Dan kedelapan, pemerintah belum pernah melakukan audit terhadap puluhan smelter yang beroperasi di Indonesia. "Dengan demikian praktik curang dan manipulatif investor China dan konglomerat yang merugikan ekonomi dan keuangan negara tirliunan rupiah tersebut dapat leluasa berlangsung bertahun-tahun tanpa sanksi hukum," sambung Marwan.
KAMI juga menemukan bahwa potensi kerugian negara akibat tidak dibayarnya pajak dan DKPTKA adalah sekitar Rp 37,92 juta per TKA per tahun. Jika jumlah TKA China yang bekerja adalah 5000 orang per smelter, maka potensi kerugian negara adalah Rp 189 miliar per tahun. Jika diasumsikan ada 30 smelter yang beroperasi, masing-masing mempekerjakan 5000 orang TKA, maka total potensi kerugian negara adalah Rp 5,68 triliun per tahun!
Atas berbagi permasalahan itu KAMI merekomendasikan langkah-langkah cepat dan tanggap yang sudah harus dilakukan Pemerintah.

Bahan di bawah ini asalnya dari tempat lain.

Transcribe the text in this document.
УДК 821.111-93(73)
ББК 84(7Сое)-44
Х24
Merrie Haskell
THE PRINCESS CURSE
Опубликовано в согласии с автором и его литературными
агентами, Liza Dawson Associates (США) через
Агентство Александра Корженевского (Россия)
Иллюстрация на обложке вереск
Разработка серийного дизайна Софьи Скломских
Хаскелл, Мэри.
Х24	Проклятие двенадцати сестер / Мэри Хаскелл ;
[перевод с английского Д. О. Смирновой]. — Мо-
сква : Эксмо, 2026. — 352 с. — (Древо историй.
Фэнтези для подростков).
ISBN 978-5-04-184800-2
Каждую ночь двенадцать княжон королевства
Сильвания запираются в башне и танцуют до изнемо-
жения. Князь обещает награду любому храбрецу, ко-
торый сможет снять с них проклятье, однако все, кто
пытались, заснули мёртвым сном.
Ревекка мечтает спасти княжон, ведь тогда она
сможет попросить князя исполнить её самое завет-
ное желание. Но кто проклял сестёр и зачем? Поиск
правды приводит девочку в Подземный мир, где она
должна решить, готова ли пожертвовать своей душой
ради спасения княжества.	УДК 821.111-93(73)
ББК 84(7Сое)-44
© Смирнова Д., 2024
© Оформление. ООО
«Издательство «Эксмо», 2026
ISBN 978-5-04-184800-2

Pertama, menuntut pemerintah dan lembaga negara terkait untuk melakukan audit terhadap VDNI, OSS dan seluruh perusahaan China yang mempekerjakan TKA China di Indonesia;
Kedua, menuntut pemerintah dan lembaga-lembaga terkait untuk memproses pelanggaran hukum para TKA China dan seluruh perusaahaan yang mempekerjakan mereka karena melanggar Pasal 63 ayat 2 dan 3, serta Pasal 122 huruf a dan b UU No.6/2011 tentang Keimigrasian.
Ketiga, dalam konteks pertahanan dan ketahanan nasional, menuntut pemerintah dan DPR untuk mengawasi dan menjamin terhindarnya negara dari ancaman rekayasa sistemik militer dan geopolitik China.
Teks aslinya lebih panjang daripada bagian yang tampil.